Nor must we overlook other agencies which in all ordinary cases add to the amount of mould, and which would not be included in the castings that were collected, namely, the fine earth brought up to the surface by burrowing larvae and insects, especially by ants. The earth brought up by moles generally has a somewhat different appearance from vegetable mould; but after a time would not be distinguishable from it. In dry countries, moreover, the wind plays an important part in carrying dust from one place to another, and even in England it must add to the mould on fields near great roads. But in our country these latter several agencies appear to be of quite subordinate importance in comparison with the action of worms.

We have no means of judging how great a weight of earth a single full-sized worm ejects during a year. Hensen estimates that 53,767 worms exist in an acre of land; but this is founded on the number found in gardens, and he believes that only about half as many live in corn-fields. How many live in old pasture land is unknown; but if we assume that half the above number, or 26,886 worms live on such land, then taking from the previous summary 15 tons as the weight of the castings annually thrown up on an acre of land, each worm must annually eject 20 ounces. A full-sized casting at the mouth of a single burrow often exceeds, as we have seen, an ounce in weight; and it is probable that worms eject more than 20 full- sized castings during a year. If they eject annually more than 20 ounces, we may infer that the worms which live in an acre of pasture land must be less than 26,886 in number.

Worms live chiefly in the superficial mould, which is usually from 4 or 5 to 10 and even 12 inches in thickness; and it is this mould which passes over and over again through their bodies and is brought to the surface. But worms occasionally burrow into the subsoil to a much greater depth, and on such occasions they bring up earth from this greater depth; and this process has gone on for countless ages.

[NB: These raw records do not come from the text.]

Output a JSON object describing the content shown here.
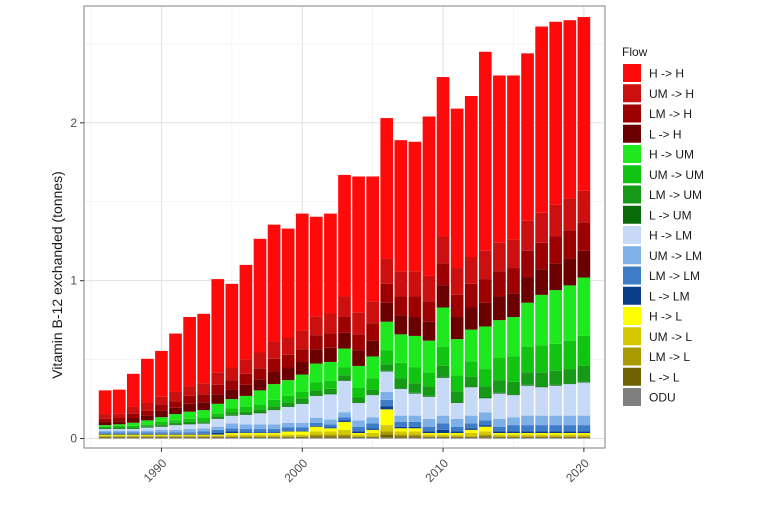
{
  "chart_data": {
    "type": "bar",
    "stacked": true,
    "title": "",
    "xlabel": "",
    "ylabel": "Vitamin B-12 exchanded (tonnes)",
    "xticks": [
      "1990",
      "2000",
      "2010",
      "2020"
    ],
    "xtick_values": [
      1990,
      2000,
      2010,
      2020
    ],
    "yticks": [
      "0",
      "1",
      "2"
    ],
    "ytick_values": [
      0,
      1,
      2
    ],
    "xlim": [
      1984.5,
      2021.5
    ],
    "ylim": [
      -0.06,
      2.74
    ],
    "grid": true,
    "legend_position": "right",
    "legend_title": "Flow",
    "years": [
      1986,
      1987,
      1988,
      1989,
      1990,
      1991,
      1992,
      1993,
      1994,
      1995,
      1996,
      1997,
      1998,
      1999,
      2000,
      2001,
      2002,
      2003,
      2004,
      2005,
      2006,
      2007,
      2008,
      2009,
      2010,
      2011,
      2012,
      2013,
      2014,
      2015,
      2016,
      2017,
      2018,
      2019,
      2020
    ],
    "series": [
      {
        "name": "ODU",
        "color": "#7f7f7f",
        "values": [
          0.005,
          0.005,
          0.005,
          0.005,
          0.005,
          0.005,
          0.005,
          0.005,
          0.005,
          0.005,
          0.005,
          0.005,
          0.005,
          0.005,
          0.005,
          0.005,
          0.005,
          0.005,
          0.005,
          0.005,
          0.005,
          0.005,
          0.005,
          0.005,
          0.005,
          0.005,
          0.005,
          0.005,
          0.005,
          0.005,
          0.005,
          0.005,
          0.005,
          0.005,
          0.005
        ]
      },
      {
        "name": "L -> L",
        "color": "#6e6200",
        "values": [
          0.005,
          0.005,
          0.005,
          0.005,
          0.005,
          0.005,
          0.005,
          0.005,
          0.005,
          0.005,
          0.005,
          0.005,
          0.005,
          0.005,
          0.005,
          0.01,
          0.01,
          0.01,
          0.005,
          0.005,
          0.02,
          0.01,
          0.01,
          0.005,
          0.005,
          0.005,
          0.005,
          0.01,
          0.005,
          0.005,
          0.005,
          0.005,
          0.005,
          0.005,
          0.005
        ]
      },
      {
        "name": "LM -> L",
        "color": "#a89a00",
        "values": [
          0.005,
          0.005,
          0.005,
          0.005,
          0.005,
          0.005,
          0.005,
          0.005,
          0.005,
          0.005,
          0.005,
          0.005,
          0.005,
          0.005,
          0.005,
          0.01,
          0.01,
          0.01,
          0.005,
          0.005,
          0.02,
          0.01,
          0.01,
          0.005,
          0.005,
          0.005,
          0.005,
          0.01,
          0.005,
          0.005,
          0.005,
          0.005,
          0.005,
          0.005,
          0.005
        ]
      },
      {
        "name": "UM -> L",
        "color": "#d4c800",
        "values": [
          0.005,
          0.005,
          0.005,
          0.005,
          0.005,
          0.005,
          0.005,
          0.005,
          0.005,
          0.01,
          0.01,
          0.01,
          0.01,
          0.01,
          0.01,
          0.02,
          0.02,
          0.03,
          0.01,
          0.02,
          0.04,
          0.02,
          0.02,
          0.01,
          0.01,
          0.01,
          0.02,
          0.02,
          0.01,
          0.01,
          0.01,
          0.01,
          0.01,
          0.01,
          0.01
        ]
      },
      {
        "name": "H -> L",
        "color": "#ffff00",
        "values": [
          0.005,
          0.005,
          0.005,
          0.005,
          0.005,
          0.005,
          0.005,
          0.005,
          0.005,
          0.01,
          0.01,
          0.01,
          0.01,
          0.02,
          0.02,
          0.03,
          0.02,
          0.05,
          0.01,
          0.02,
          0.1,
          0.02,
          0.02,
          0.01,
          0.01,
          0.01,
          0.02,
          0.03,
          0.01,
          0.01,
          0.01,
          0.01,
          0.01,
          0.01,
          0.01
        ]
      },
      {
        "name": "L -> LM",
        "color": "#0a3d8a",
        "values": [
          0.005,
          0.005,
          0.005,
          0.005,
          0.005,
          0.005,
          0.005,
          0.005,
          0.01,
          0.01,
          0.005,
          0.005,
          0.005,
          0.005,
          0.005,
          0.005,
          0.005,
          0.01,
          0.01,
          0.01,
          0.02,
          0.01,
          0.01,
          0.01,
          0.02,
          0.01,
          0.01,
          0.01,
          0.01,
          0.01,
          0.01,
          0.01,
          0.01,
          0.01,
          0.01
        ]
      },
      {
        "name": "LM -> LM",
        "color": "#3f7cc7",
        "values": [
          0.01,
          0.01,
          0.01,
          0.01,
          0.01,
          0.01,
          0.01,
          0.015,
          0.02,
          0.02,
          0.02,
          0.02,
          0.02,
          0.02,
          0.02,
          0.02,
          0.02,
          0.02,
          0.03,
          0.03,
          0.04,
          0.03,
          0.03,
          0.03,
          0.04,
          0.03,
          0.03,
          0.03,
          0.03,
          0.04,
          0.04,
          0.04,
          0.04,
          0.04,
          0.04
        ]
      },
      {
        "name": "UM -> LM",
        "color": "#7fb1e8",
        "values": [
          0.01,
          0.01,
          0.01,
          0.01,
          0.015,
          0.015,
          0.02,
          0.02,
          0.02,
          0.03,
          0.03,
          0.03,
          0.03,
          0.03,
          0.03,
          0.03,
          0.03,
          0.03,
          0.04,
          0.04,
          0.05,
          0.04,
          0.04,
          0.05,
          0.05,
          0.05,
          0.05,
          0.05,
          0.05,
          0.05,
          0.06,
          0.06,
          0.06,
          0.06,
          0.06
        ]
      },
      {
        "name": "H -> LM",
        "color": "#c6daf7",
        "values": [
          0.01,
          0.01,
          0.01,
          0.02,
          0.02,
          0.03,
          0.03,
          0.03,
          0.05,
          0.05,
          0.06,
          0.07,
          0.09,
          0.1,
          0.12,
          0.14,
          0.16,
          0.2,
          0.11,
          0.14,
          0.13,
          0.17,
          0.14,
          0.14,
          0.24,
          0.1,
          0.18,
          0.09,
          0.16,
          0.14,
          0.19,
          0.18,
          0.19,
          0.2,
          0.21
        ]
      },
      {
        "name": "L -> UM",
        "color": "#0a6b0a",
        "values": [
          0.005,
          0.005,
          0.005,
          0.005,
          0.005,
          0.005,
          0.005,
          0.005,
          0.005,
          0.005,
          0.005,
          0.005,
          0.005,
          0.005,
          0.005,
          0.005,
          0.005,
          0.005,
          0.005,
          0.005,
          0.005,
          0.005,
          0.005,
          0.005,
          0.005,
          0.005,
          0.005,
          0.005,
          0.005,
          0.005,
          0.005,
          0.005,
          0.005,
          0.005,
          0.005
        ]
      },
      {
        "name": "LM -> UM",
        "color": "#169916",
        "values": [
          0.005,
          0.005,
          0.005,
          0.005,
          0.01,
          0.01,
          0.01,
          0.01,
          0.01,
          0.015,
          0.015,
          0.02,
          0.02,
          0.025,
          0.03,
          0.03,
          0.03,
          0.03,
          0.03,
          0.03,
          0.04,
          0.06,
          0.06,
          0.06,
          0.07,
          0.07,
          0.06,
          0.07,
          0.08,
          0.08,
          0.08,
          0.09,
          0.09,
          0.09,
          0.1
        ]
      },
      {
        "name": "UM -> UM",
        "color": "#11c411",
        "values": [
          0.005,
          0.01,
          0.01,
          0.01,
          0.015,
          0.015,
          0.02,
          0.02,
          0.02,
          0.025,
          0.03,
          0.03,
          0.04,
          0.04,
          0.04,
          0.05,
          0.05,
          0.05,
          0.06,
          0.07,
          0.09,
          0.1,
          0.1,
          0.09,
          0.12,
          0.1,
          0.1,
          0.11,
          0.14,
          0.16,
          0.16,
          0.17,
          0.17,
          0.18,
          0.19
        ]
      },
      {
        "name": "H -> UM",
        "color": "#1ee81e",
        "values": [
          0.01,
          0.01,
          0.02,
          0.025,
          0.03,
          0.04,
          0.045,
          0.05,
          0.06,
          0.06,
          0.07,
          0.09,
          0.1,
          0.1,
          0.11,
          0.12,
          0.12,
          0.12,
          0.14,
          0.14,
          0.18,
          0.18,
          0.2,
          0.2,
          0.25,
          0.23,
          0.2,
          0.27,
          0.24,
          0.25,
          0.28,
          0.32,
          0.34,
          0.35,
          0.37
        ]
      },
      {
        "name": "L -> H",
        "color": "#6b0000",
        "values": [
          0.02,
          0.02,
          0.03,
          0.03,
          0.04,
          0.04,
          0.05,
          0.05,
          0.06,
          0.06,
          0.07,
          0.07,
          0.08,
          0.08,
          0.08,
          0.09,
          0.09,
          0.1,
          0.1,
          0.1,
          0.12,
          0.12,
          0.12,
          0.12,
          0.14,
          0.14,
          0.14,
          0.15,
          0.15,
          0.15,
          0.16,
          0.16,
          0.17,
          0.17,
          0.17
        ]
      },
      {
        "name": "LM -> H",
        "color": "#9c0000",
        "values": [
          0.02,
          0.02,
          0.03,
          0.03,
          0.04,
          0.04,
          0.05,
          0.05,
          0.06,
          0.06,
          0.07,
          0.07,
          0.08,
          0.08,
          0.08,
          0.09,
          0.09,
          0.1,
          0.1,
          0.11,
          0.12,
          0.12,
          0.13,
          0.13,
          0.14,
          0.14,
          0.15,
          0.15,
          0.16,
          0.16,
          0.17,
          0.17,
          0.17,
          0.18,
          0.18
        ]
      },
      {
        "name": "UM -> H",
        "color": "#cc0f0f",
        "values": [
          0.03,
          0.03,
          0.04,
          0.05,
          0.05,
          0.06,
          0.06,
          0.07,
          0.08,
          0.08,
          0.09,
          0.1,
          0.11,
          0.11,
          0.12,
          0.12,
          0.13,
          0.13,
          0.14,
          0.14,
          0.16,
          0.16,
          0.16,
          0.16,
          0.17,
          0.17,
          0.17,
          0.18,
          0.18,
          0.18,
          0.19,
          0.19,
          0.2,
          0.2,
          0.2
        ]
      },
      {
        "name": "H -> H",
        "color": "#ff0a0a",
        "values": [
          0.15,
          0.15,
          0.21,
          0.28,
          0.29,
          0.37,
          0.44,
          0.44,
          0.59,
          0.53,
          0.6,
          0.72,
          0.74,
          0.69,
          0.74,
          0.63,
          0.63,
          0.77,
          0.86,
          0.79,
          0.89,
          0.83,
          0.82,
          1.01,
          1.01,
          1.01,
          1.02,
          1.26,
          1.06,
          1.04,
          1.06,
          1.18,
          1.16,
          1.13,
          1.1
        ]
      }
    ]
  }
}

Therefore the superficial layer of mould would ultimately attain, though at a slower and slower rate, a thickness equal to the depth to which worms ever burrow, were there not other opposing agencies at work which carry away to a lower level some of the finest earth which is continually being brought to the surface by worms. How great a thickness vegetable mould ever attains, I have not had good opportunities for observing; but in the next chapter, when we consider the burial of ancient buildings, some facts will be given on this head. In the two last chapters we shall see that the soil is actually increased, though only to a small degree, through the agency of worms; but their chief work is to sift the finer from the coarser particles, to mingle the whole with vegetable debris, and to saturate it with their intestinal secretions.

Finally, no one who considers the facts given in this chapter--on the burying of small objects and on the sinking of great stones left on the surface--on the vast number of worms which live within a moderate extent of ground on the weight of the castings ejected from the mouth of the same burrow--on the weight of all the castings ejected within a known time on a measured space--will hereafter, as I believe, doubt that worms play an important part in nature.